US 11,853,305 B2
Method, device, and computer program product for file annotation
Min Gong, Shanghai (CN); Qicheng Qiu, Shanghai (CN); and Jiacheng Ni, Shanghai (CN)
Assigned to EMC IP Holding Company LLC, Hopkinton, MA (US)
Filed by EMC IP Holding Company LLC, Hopkinton, MA (US)
Filed on Jun. 30, 2021, as Appl. No. 17/364,814.
Claims priority of application No. 202110440639.1 (CN), filed on Apr. 23, 2021.
Prior Publication US 2022/0342890 A1, Oct. 27, 2022
Int. Cl. G06F 16/2457 (2019.01); G06N 20/00 (2019.01); G06F 16/35 (2019.01)
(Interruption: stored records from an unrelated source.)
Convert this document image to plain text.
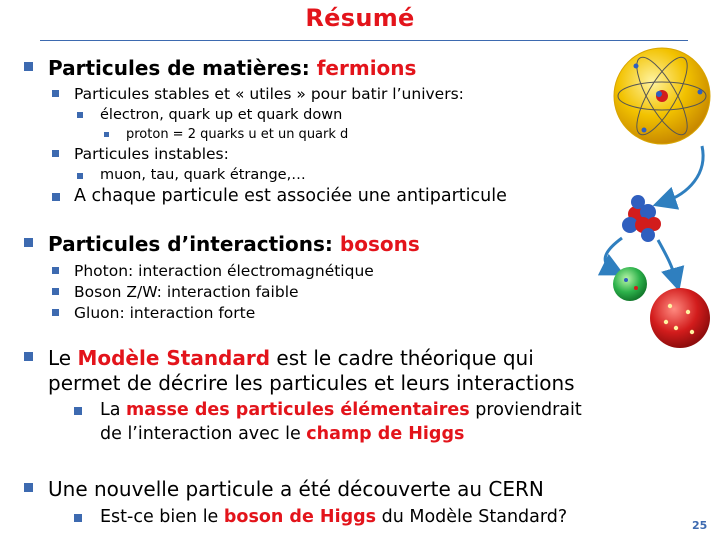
Résumé
Particules de matières: fermions
Particules stables et « utiles » pour batir l’univers:
électron, quark up et quark down
proton = 2 quarks u et un quark d
Particules instables:
muon, tau, quark étrange,…
A chaque particule est associée une antiparticule
Particules d’interactions: bosons
Photon: interaction électromagnétique
Boson Z/W: interaction faible
Gluon: interaction forte
Le Modèle Standard est le cadre théorique qui
permet de décrire les particules et leurs interactions
La masse des particules élémentaires proviendrait
de l’interaction avec le champ de Higgs
Une nouvelle particule a été découverte au CERN
Est-ce bien le boson de Higgs du Modèle Standard?	25
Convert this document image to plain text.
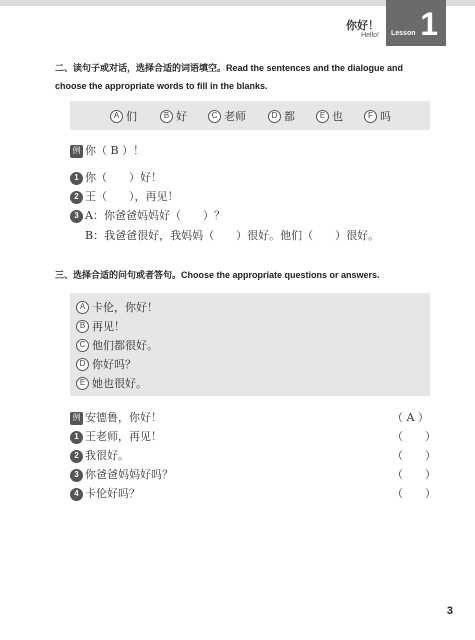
你好！
Hello! Lesson 1
二、读句子或对话，选择合适的词语填空。Read the sentences and the dialogue and choose the appropriate words to fill in the blanks.
A 们	B 好	C 老师	D 都	E 也	F 吗
例 你（ B ）！
1 你（　　）好！
2 王（　　），再见！
3 A：你爸爸妈妈好（　　）？
B：我爸爸很好，我妈妈（　　）很好。他们（　　）很好。
三、选择合适的问句或者答句。Choose the appropriate questions or answers.
A 卡伦，你好！
B 再见！
C 他们都很好。
D 你好吗？
E 她也很好。
例 安德鲁，你好！	（ A ）
1 王老师，再见！	（　　）
2 我很好。	（　　）
3 你爸爸妈妈好吗？	（　　）
4 卡伦好吗？	（　　）
3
CPC G06F 16/24573 (2019.01) [G06F 16/35 (2019.01); G06N 20/00 (2019.01)] 20 Claims
OG exemplary drawing
 
1. A method, comprising:
annotating, by a system comprising a processor, a plurality of files by using an annotation model to determine a first performance of the annotation model, the first performance being associated with a confidence that is a function of an aggregate uncertainty measure of a model annotation result generated by the annotation model;
in response to the first performance being determined to be lower than a defined threshold, determining a group of target files from the plurality of files based at least on the confidence of the model annotation result, wherein determining the group of target files from the plurality of files comprises:
determining a respective expected annotation cost, corresponding to each file of the plurality of files, for acquisition of truth-value annotation information comprising using a cost prediction model, the cost prediction model being trained based on historical annotation costs of a group of training files, and
selecting the group of target files from the plurality of files based on a respective uncertainty measure corresponding to each file and the respective expected annotation cost corresponding to each file;
acquiring truth-value annotation information of the group of target files;
retraining the annotation model based on the truth-value annotation information of the group of target files, resulting in a retrained annotation model; and
in response to a second performance of the retrained annotation model being determined to be higher than or equal to the defined threshold, determining annotation information for at least some of the plurality of files by using the retrained annotation model.